Still, it's clear the race has been tightening recently, as Republicans who abandoned Trump in the wake of the release of the tape in which he brags about sexually assaulting women come back home. And the renewed focus on Clinton's emails could depress Democratic turnout, hurting both Clinton and down-ballot Democrats.

That may be why the Clinton campaign is renewing focus on what she says is the danger Trump poses - including with an ad that references the iconic 1964 "Daisy" commercial in order to question his ability to handle nuclear weapons. They are also sending top-tier surrogates like Elizabeth Warren, Bernie Sanders, the Obamas and running mate Tim Kaine out to energise the base in the final week.
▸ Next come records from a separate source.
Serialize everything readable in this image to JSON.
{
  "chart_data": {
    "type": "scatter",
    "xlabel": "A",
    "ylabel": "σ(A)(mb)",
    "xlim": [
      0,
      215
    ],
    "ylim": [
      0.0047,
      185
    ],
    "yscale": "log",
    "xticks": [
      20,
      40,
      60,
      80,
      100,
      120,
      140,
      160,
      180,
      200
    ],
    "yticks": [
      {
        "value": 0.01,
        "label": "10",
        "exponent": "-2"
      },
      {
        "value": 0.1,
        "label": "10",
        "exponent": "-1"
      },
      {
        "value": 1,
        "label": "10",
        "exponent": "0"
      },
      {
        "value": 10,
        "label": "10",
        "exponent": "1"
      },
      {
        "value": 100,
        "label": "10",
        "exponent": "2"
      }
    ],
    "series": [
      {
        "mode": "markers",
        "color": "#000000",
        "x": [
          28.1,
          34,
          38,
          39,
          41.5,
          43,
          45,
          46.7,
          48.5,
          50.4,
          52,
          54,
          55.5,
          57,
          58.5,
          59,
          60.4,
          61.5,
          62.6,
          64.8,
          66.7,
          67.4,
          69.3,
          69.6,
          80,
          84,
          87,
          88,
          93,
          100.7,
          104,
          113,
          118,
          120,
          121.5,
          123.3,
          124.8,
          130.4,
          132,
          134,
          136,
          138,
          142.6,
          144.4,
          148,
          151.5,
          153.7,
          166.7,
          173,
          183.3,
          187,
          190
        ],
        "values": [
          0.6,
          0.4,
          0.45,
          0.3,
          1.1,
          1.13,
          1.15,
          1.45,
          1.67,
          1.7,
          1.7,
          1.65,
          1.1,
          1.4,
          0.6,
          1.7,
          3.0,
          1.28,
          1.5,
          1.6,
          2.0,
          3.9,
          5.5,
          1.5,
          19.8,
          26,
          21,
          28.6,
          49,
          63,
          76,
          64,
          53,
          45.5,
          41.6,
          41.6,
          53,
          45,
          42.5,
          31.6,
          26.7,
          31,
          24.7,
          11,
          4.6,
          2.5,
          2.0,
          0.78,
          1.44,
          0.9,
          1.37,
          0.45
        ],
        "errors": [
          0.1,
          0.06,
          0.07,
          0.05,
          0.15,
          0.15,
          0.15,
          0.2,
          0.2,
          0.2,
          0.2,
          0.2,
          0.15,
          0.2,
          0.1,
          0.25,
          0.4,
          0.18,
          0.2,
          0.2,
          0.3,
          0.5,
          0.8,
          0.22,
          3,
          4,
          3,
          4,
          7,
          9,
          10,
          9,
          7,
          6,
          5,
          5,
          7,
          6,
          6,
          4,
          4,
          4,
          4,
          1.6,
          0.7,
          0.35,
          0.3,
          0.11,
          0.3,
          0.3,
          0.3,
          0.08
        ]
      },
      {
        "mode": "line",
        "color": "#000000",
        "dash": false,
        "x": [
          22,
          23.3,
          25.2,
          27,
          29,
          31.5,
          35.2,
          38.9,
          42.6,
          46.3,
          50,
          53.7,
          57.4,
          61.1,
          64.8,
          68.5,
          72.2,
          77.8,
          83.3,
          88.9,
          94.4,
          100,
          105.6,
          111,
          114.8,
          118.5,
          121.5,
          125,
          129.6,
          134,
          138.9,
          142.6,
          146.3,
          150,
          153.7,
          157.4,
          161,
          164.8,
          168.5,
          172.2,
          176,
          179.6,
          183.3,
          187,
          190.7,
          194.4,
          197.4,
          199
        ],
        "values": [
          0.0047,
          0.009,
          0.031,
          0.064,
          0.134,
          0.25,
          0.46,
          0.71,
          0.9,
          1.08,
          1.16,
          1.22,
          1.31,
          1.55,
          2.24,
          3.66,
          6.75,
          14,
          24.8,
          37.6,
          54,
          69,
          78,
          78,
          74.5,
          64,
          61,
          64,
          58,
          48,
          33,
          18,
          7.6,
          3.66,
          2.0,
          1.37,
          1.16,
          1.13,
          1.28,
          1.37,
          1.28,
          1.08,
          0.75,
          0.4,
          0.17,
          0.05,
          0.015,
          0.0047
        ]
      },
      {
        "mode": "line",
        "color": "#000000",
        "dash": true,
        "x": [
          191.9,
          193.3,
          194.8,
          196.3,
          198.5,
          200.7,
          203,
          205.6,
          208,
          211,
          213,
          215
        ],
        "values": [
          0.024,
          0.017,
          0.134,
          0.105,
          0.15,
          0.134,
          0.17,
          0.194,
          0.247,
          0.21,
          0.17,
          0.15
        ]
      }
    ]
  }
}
Kaine will hold a rally in Arizona entirely in Spanish as the campaign makes a push to flip reliably red Arizona on the strength of the state's growing Latino population, which overwhelmingly supports Clinton. With black voter turnout down from 2012, Clinton will need Hispanics to turn out in droves. So far, they seem to be outperforming last cycle's numbers - but it remains to be seen whether those numbers will hold.